New Zealand veteran Dixon, who won from pole in 2008, led much of the race but was handed a pit lane speed violation for not driving slow enough on his final pit stop.

“Come on! Are you serious?” Dixon yelled into his radio as he was informed of the violation that sent him to the back of the pack.

It was the fourth time Dixon, a six-time IndyCar series champion had started from pole and failed to win the iconic race. He has been runner-up three times.

Johnson’s crash was one of several that brought out the caution flag.

British rookie Callum Ilott crashed heavily at Turn 2 on lap 70. He walked away, suffering a right hand injury.

Dutchman Rinus VeeKay, who started third on the grid, had a spectacular crash when his car burst into flames after he collided into the wall while in second place.

“Just got loose down in the middle of Turn 2,” the commentator said.

“Wow, fireball. That gearbox explodes, dumps probably all the oil out.”

VeeKay eventually stepped from the car under his own steam.

Kiwi Scott McLaughlin was also forced out of the race when he slammed into the wall twice in a heavy collision he described as the “biggest hit of my life”.

He said a gust of wind contributed to the crash that ended his day on the 151st lap.

The three-time Supercars champion said his only injury was “a bruised ego” as he raced in front of his family for the first time in 31 months.

“The wind’s tricky, it’s getting higher and higher and it just caught me out there,” McLaughlin said.

“It snapped on me, and I was a passenger from there.

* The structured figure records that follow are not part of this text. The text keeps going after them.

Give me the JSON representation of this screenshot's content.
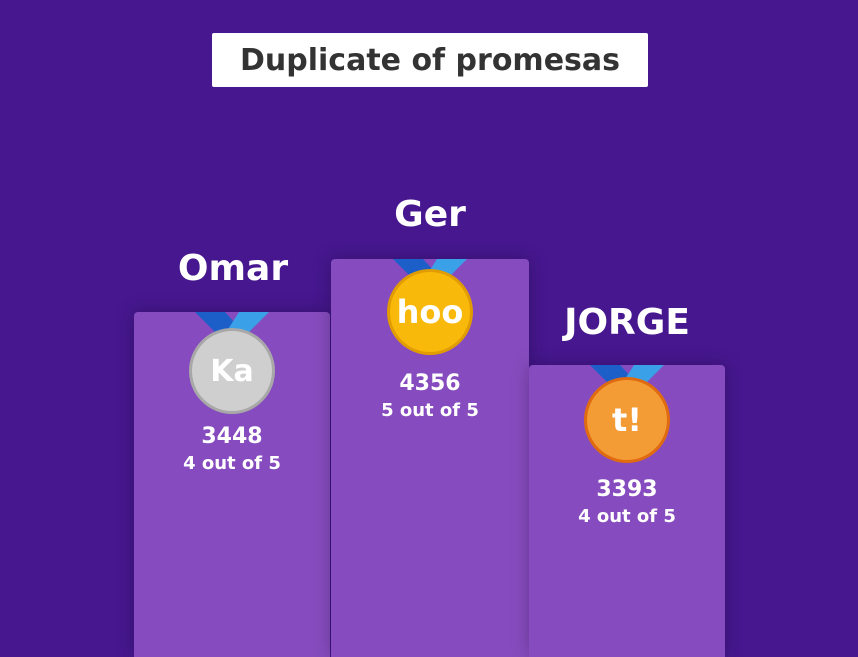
{
  "title": "Duplicate of promesas",
  "podium": [
    {
      "place": "second",
      "name": "Omar",
      "score": "3448",
      "correct": "4 out of 5",
      "medal_text": "Ka",
      "medal_color": "#cfcfcf",
      "medal_border": "#a8a8a8"
    },
    {
      "place": "first",
      "name": "Ger",
      "score": "4356",
      "correct": "5 out of 5",
      "medal_text": "hoo",
      "medal_color": "#f8b90a",
      "medal_border": "#e09c00"
    },
    {
      "place": "third",
      "name": "JORGE",
      "score": "3393",
      "correct": "4 out of 5",
      "medal_text": "t!",
      "medal_color": "#f39b34",
      "medal_border": "#e06a10"
    }
  ],
  "colors": {
    "background": "#46178f",
    "podium": "#864cbf",
    "ribbon_dark": "#1d5fc9",
    "ribbon_light": "#3aa0e8"
  }
}
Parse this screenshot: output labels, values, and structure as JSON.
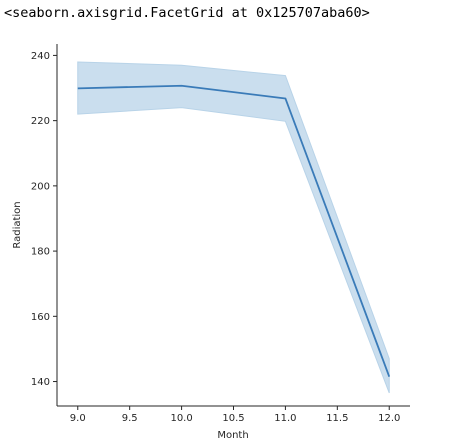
{
  "output_text": "<seaborn.axisgrid.FacetGrid at 0x125707aba60>",
  "chart_data": {
    "type": "line",
    "xlabel": "Month",
    "ylabel": "Radiation",
    "xlim": [
      8.8,
      12.2
    ],
    "ylim": [
      132.5,
      243.5
    ],
    "x_ticks": [
      9.0,
      9.5,
      10.0,
      10.5,
      11.0,
      11.5,
      12.0
    ],
    "x_tick_labels": [
      "9.0",
      "9.5",
      "10.0",
      "10.5",
      "11.0",
      "11.5",
      "12.0"
    ],
    "y_ticks": [
      140,
      160,
      180,
      200,
      220,
      240
    ],
    "y_tick_labels": [
      "140",
      "160",
      "180",
      "200",
      "220",
      "240"
    ],
    "series": [
      {
        "x": [
          9.0,
          10.0,
          11.0,
          12.0
        ],
        "y": [
          229.9,
          230.7,
          226.8,
          141.5
        ],
        "ci_lower": [
          222.0,
          224.0,
          219.8,
          136.5
        ],
        "ci_upper": [
          238.0,
          237.0,
          233.8,
          147.0
        ]
      }
    ],
    "colors": {
      "line": "#3a7bb8",
      "band": "#b8d3e8",
      "axis": "#262626"
    },
    "grid": false,
    "legend": "none"
  }
}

It is what it is. First shunt at Indianapolis Motor Speedway.

“I’m really gutted. We were in a good spot there.”

McLaughlin started 26th out of the 33-strong field and had managed to move up into the top 12 before his crash.

The race capped a dramatic weekend of crashes, including a spectacular incident in practice that saw Colton Herta’s car flip end-over-end and slide down the track upside down.

Australia’s Will Power, who was leading the overall IndyCar championship this season prior to the IndyCar, finished 15th.

He is now fourth in the standings behind Ericsson, O’Ward and Alex Palo on 202 points.